Give the public the tools to trust scientists
Anita Makri argues that the form of science communicated in popular media leaves the public vulnerable to false certainty.
17 January 2017
What is truth? How do we find it and does it still carry weight in public debate? Given recent political events, these are important and urgent questions. But of the two industries I work in that are concerned with truth — science and journalism — only the latter has seriously engaged and looked for answers. Scientists need to catch up, or they risk further marginalization in a society that is increasingly weighing evidence and making decisions without them.
Whereas journalists are debating facts and falsehood, their own role and possible ways to react, scientists seem to see themselves as victims of, rather than active players in, the new political scene. Most debate centres on how the new political order threatens scientific knowledge and research funding, or downgrades climate-change policy.
All are important, but what's overlooked by many is how science is losing its relevance as a source of truth. To reclaim this relevance, scientists, communicators, institutions and funders must work to change the way that socially relevant science is presented to the public. This is not about better media training for researchers. It demands a rethink about the kind of science that we want to communicate to broader society. This message may sound familiar but the new focus on post-truth shows there is now a tangible danger that must be addressed.
Much of the science that the public knows about and admires imparts a sense of wonder and fun about the world, or answers big existential questions. It's in the popularization of physics through the television programmes of physicist Brian Cox and in articles about new fossils and quirky animal behaviour on the websites of newspapers. It is sellable and familiar science: rooted in hypothesis testing, experiments and discovery.

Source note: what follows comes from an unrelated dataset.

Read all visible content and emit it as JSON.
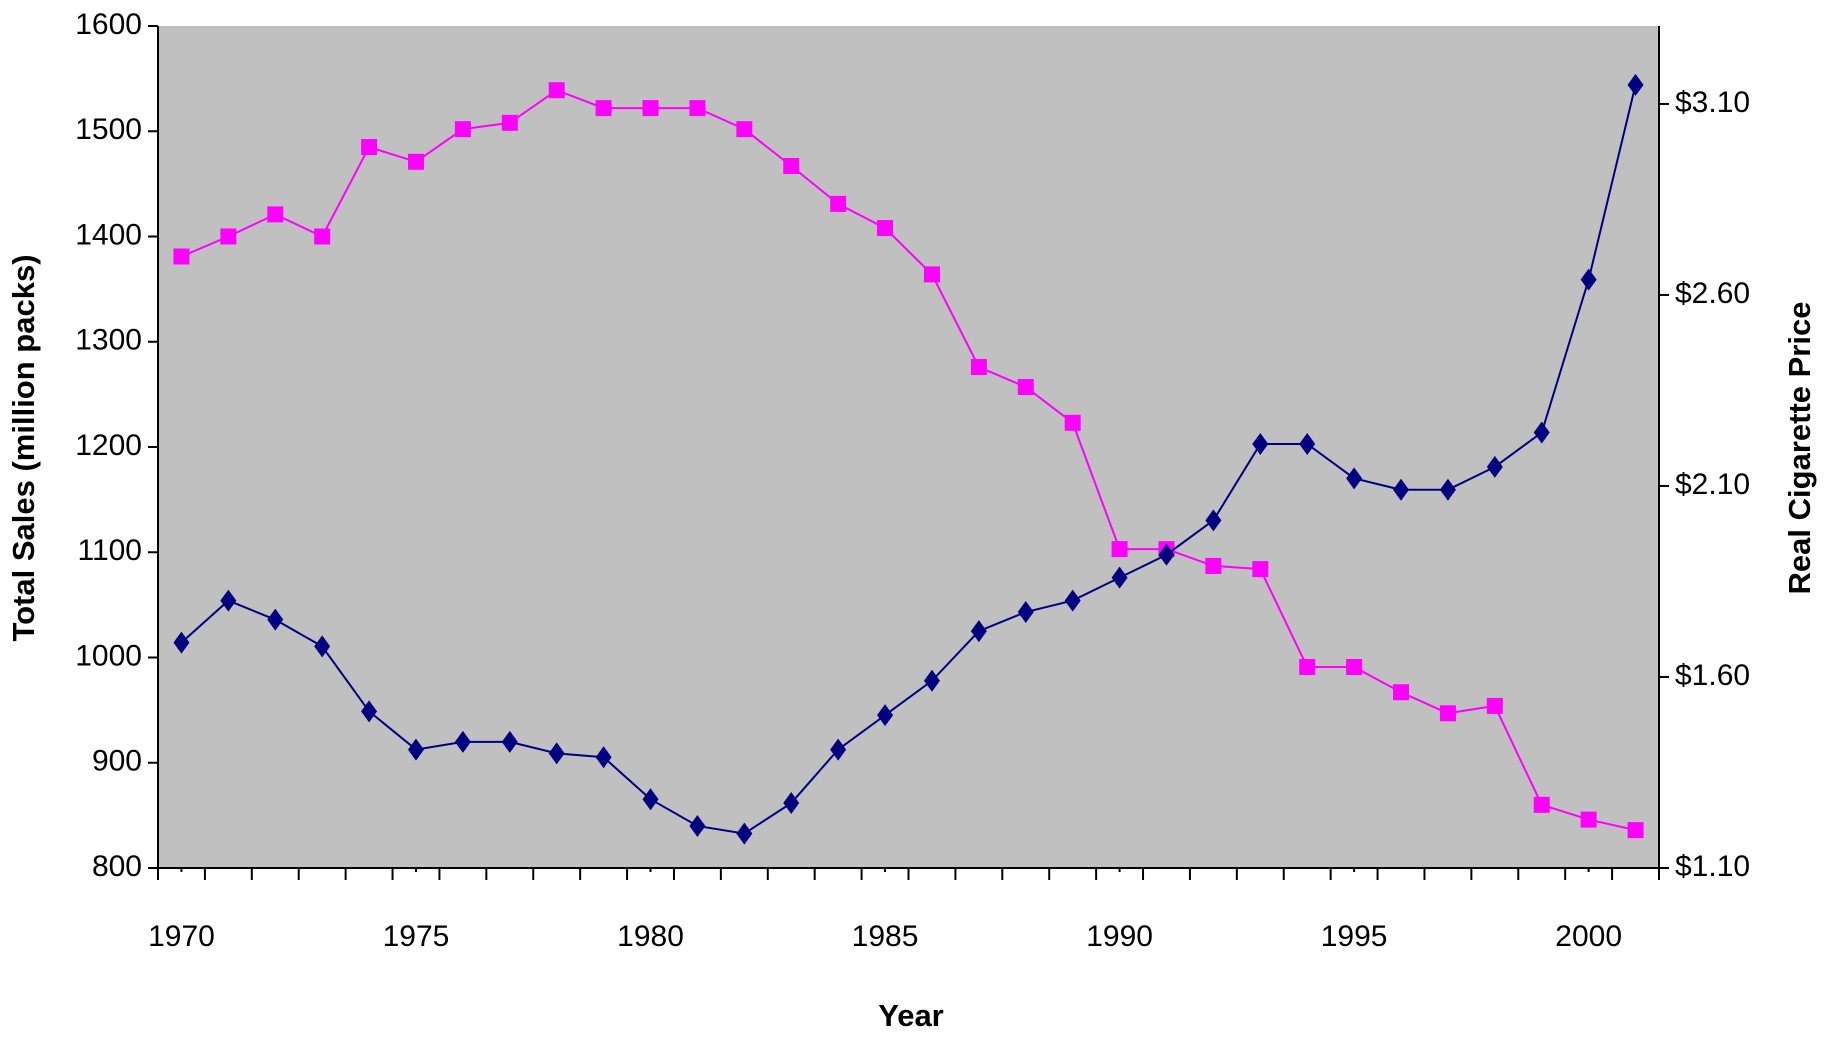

Although this science has its place, it leaves the public (not to mention policymakers) with a different, outdated view to that of scientists of what constitutes science. People expect science to offer authoritative conclusions that correspond to the deterministic model. When there's incomplete information, imperfect knowledge or changing advice — all part and parcel of science — its authority seems to be undermined. We see this in the public debate over food and health: first, fat was bad and now it's sugar. A popular conclusion of that shifting scientific ground is that experts don't know what they're talking about.